Interim Access Condition for No-Contact with Mr. Henderson
[8] The latest information is that Mr. Henderson is moving out sometime in May but the Hendersons have reconciled more than once in the past. Valoris does not have any child protection concerns at this time. Mr. Henderson’s psychologist has provided a positive report. I am not prepared to add a condition to Ms. Henderson’s access that there should be no contact between Hunter and Mr. Henderson but agree that on a temporary basis, Hunter cannot be left alone with Mr. Henderson.
[9] A hearing on the issue of Ms. Henderson’s motion to change the parenting arrangements is scheduled to proceed in April, 2019. Subject to the new condition, access is to resume immediately. The parties agree that a police enforcement clause is not necessary and probably wouldn’t be granted on these facts in any event. It may be prudent to require an update regarding Mr. Henderson’s residential arrangements after May 2019 as this may be relevant to the terms of Ms. Henderson’s parenting/access time with Hunter.
Amending Pleadings
[10] On consent, Mr. Davis shall be permitted to amend his pleadings as set out in paragraph 2 of the Notice of Motion. The amendment shall be completed by March 29 and Ms. Henderson shall have until April 5, 2019 to deliver a reply.
Should the Hearing Be Adjourned?
[11] Ms. Henderson recently retained Mr. Conroy as her legal counsel. He requests that if the pleadings are going to be amended, the hearing date currently set for April 15 should be adjourned. In my view there is greater prejudice in delaying the completion of this matter. Mr. Conroy has been aware of the request to amend pleadings for a sufficient amount of time to have considered how he wishes to respond and to put a reply in place comfortably in advance of the hearing date.
[12] Another factor is that with the Unified Family Court designation coming to this county in about 8 weeks, a unified family court calendar is not yet in place and at this time it is difficult to assess how long it would take to reschedule the motion to change if it got adjourned.
[13] It is desirable that the question of the parenting arrangements be resolved sooner rather than later.
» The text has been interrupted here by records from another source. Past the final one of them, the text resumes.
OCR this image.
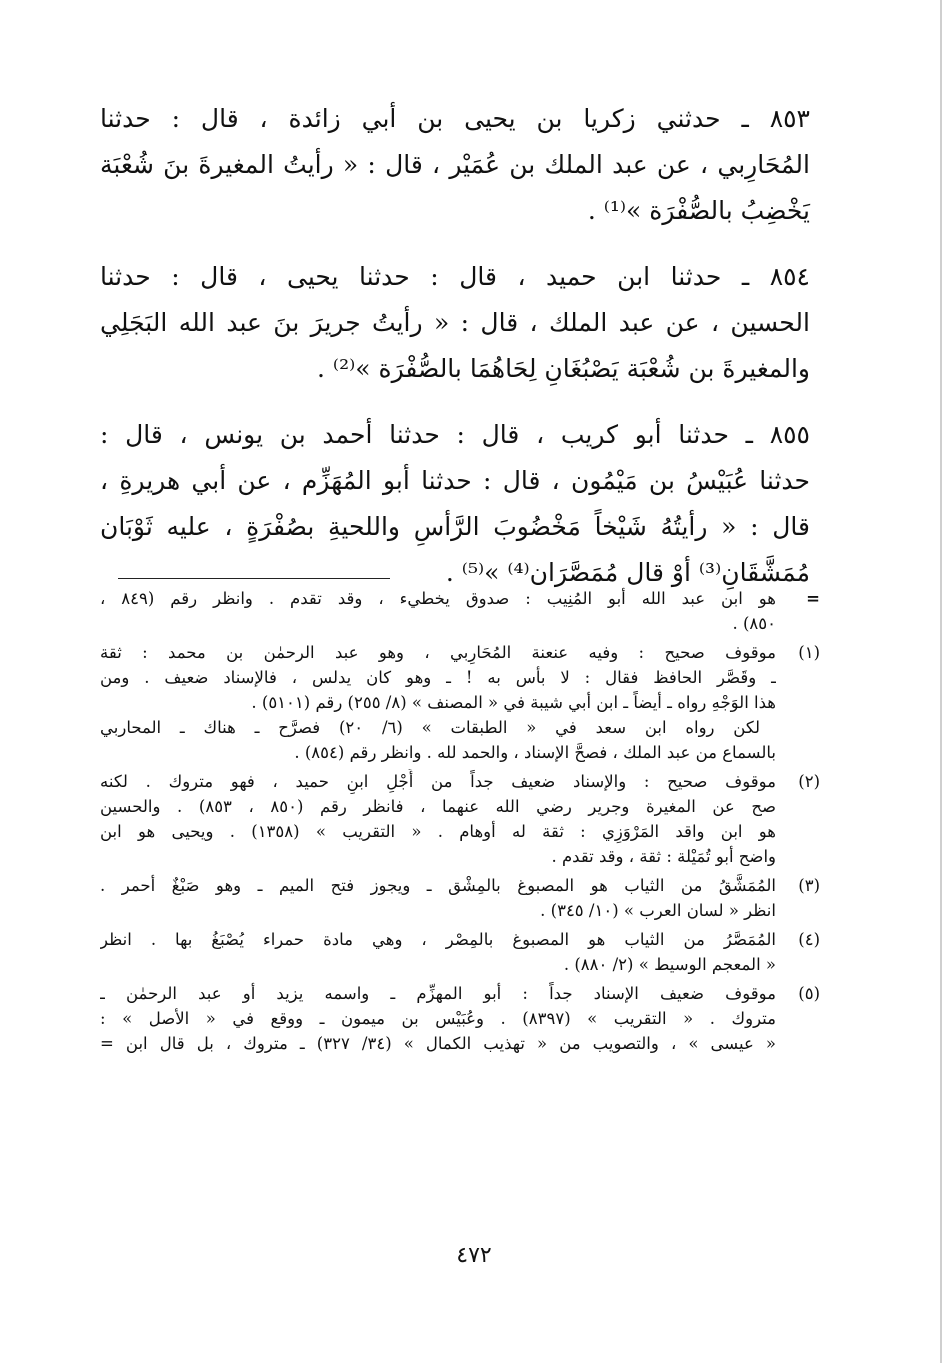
٨٥٣ ـ حدثني زكريا بن يحيى بن أبي زائدة ، قال : حدثنا
المُحَارِبي ، عن عبد الملك بن عُمَيْر ، قال : « رأيتُ المغيرةَ بنَ شُعْبَة
يَخْضِبُ بالصُّفْرَة »⁽¹⁾ .

٨٥٤ ـ حدثنا ابن حميد ، قال : حدثنا يحيى ، قال : حدثنا
الحسين ، عن عبد الملك ، قال : « رأيتُ جريرَ بنَ عبد الله البَجَلِي
والمغيرةَ بن شُعْبَة يَصْبُغَانِ لِحَاهُمَا بالصُّفْرَة »⁽²⁾ .

٨٥٥ ـ حدثنا أبو كريب ، قال : حدثنا أحمد بن يونس ، قال :
حدثنا عُبَيْسُ بن مَيْمُون ، قال : حدثنا أبو المُهَزِّم ، عن أبي هريرةِ ،
قال : « رأيتُهُ شَيْخاً مَخْضُوبَ الرَّأسِ واللحيةِ بصُفْرَةٍ ، عليه ثَوْبَان
مُمَشَّقَانِ⁽³⁾ أوْ قال مُمَصَّرَان⁽⁴⁾ »⁽⁵⁾ .

=
هو ابن عبد الله أبو المُنِيب : صدوق يخطيء ، وقد تقدم . وانظر رقم (٨٤٩ ،
٨٥٠) .
(١)
موقوف صحيح : وفيه عنعنة المُحَارِبي ، وهو عبد الرحمٰن بن محمد : ثقة
ـ وقَصَّر الحافظ فقال : لا بأس به ! ـ وهو كان يدلس ، فالإسناد ضعيف . ومن
هذا الوَجْهِ رواه ـ أيضاً ـ ابن أبي شيبة في « المصنف » (٨/ ٢٥٥) رقم (٥١٠١) .
لكن رواه ابن سعد في « الطبقات » (٦/ ٢٠) فصرَّح ـ هناك ـ المحاربي
بالسماع من عبد الملك ، فصحَّ الإسناد ، والحمد لله . وانظر رقم (٨٥٤) .
(٢)
موقوف صحيح : والإسناد ضعيف جداً من أَجْلِ ابنِ حميد ، فهو متروك . لكنه
صح عن المغيرة وجرير رضي الله عنهما ، فانظر رقم (٨٥٠ ، ٨٥٣) . والحسين
هو ابن واقد المَرْوَزِي : ثقة له أوهام . « التقريب » (١٣٥٨) . ويحيى هو ابن
واضح أبو تُمَيْلة : ثقة ، وقد تقدم .
(٣)
المُمَشَّقُ من الثياب هو المصبوغ بالمِشْق ـ ويجوز فتح الميم ـ وهو صَبْغٌ أحمر .
انظر « لسان العرب » (١٠/ ٣٤٥) .
(٤)
المُمَصَّرُ من الثياب هو المصبوغ بالمِصْر ، وهي مادة حمراء يُصْبَغُ بها . انظر
« المعجم الوسيط » (٢/ ٨٨٠) .
(٥)
موقوف ضعيف الإسناد جداً : أبو المهزِّم ـ واسمه يزيد أو عبد الرحمٰن ـ
متروك . « التقريب » (٨٣٩٧) . وعُبَيْس بن ميمون ـ ووقع في « الأصل » :
« عيسى » ، والتصويب من « تهذيب الكمال » (٣٤/ ٣٢٧) ـ متروك ، بل قال ابن =
٤٧٢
The request to adjourn the hearing is dismissed.
Ms. Henderson’s Request for the Appointment of the Children’s Lawyer
[14] While Ms. Henderson says that the involvement of the Children’s Lawyer would provide helpful evidence, Mr. Davis is opposed. His counsel, Ms. Galarneau, candidly acknowledges that if asked, Hunter might well say he is in favour of spending more time with his mother but the requirement of demonstrating a material change in circumstances and an assessment of what is in Hunter’s best interests are important factors as well. The situation is more complicated than simply determining Hunter’s views and preferences.
[15] I am not prepared to make an order appointing the Children’s Lawyer at this stage of the proceeding for the following reasons:
a) It is uncertain whether the OCL would choose to become involved as they only accept a portion of the total requests made; b) The hearing would have to be delayed without knowing that the OCL would come on board, and c) At an earlier stage of the proceeding, the parties agreed that a Voice of the Child report would not be requested.
Deletion of Paragraph 43, Henderson Affidavit sworn February 28, 2019
[16] On consent, para. 43 and Ex. Q contained in Ms. Henderson’s affidavit of February 28, 2019 shall be struck out.
Costs
[17] On a preliminary basis and without having heard from the parties, due to the split success on the motions, a no costs order may well be appropriate but if either party wishes to advance a claim for costs, they may do so within 15 days and the responding party shall have 15 days to reply.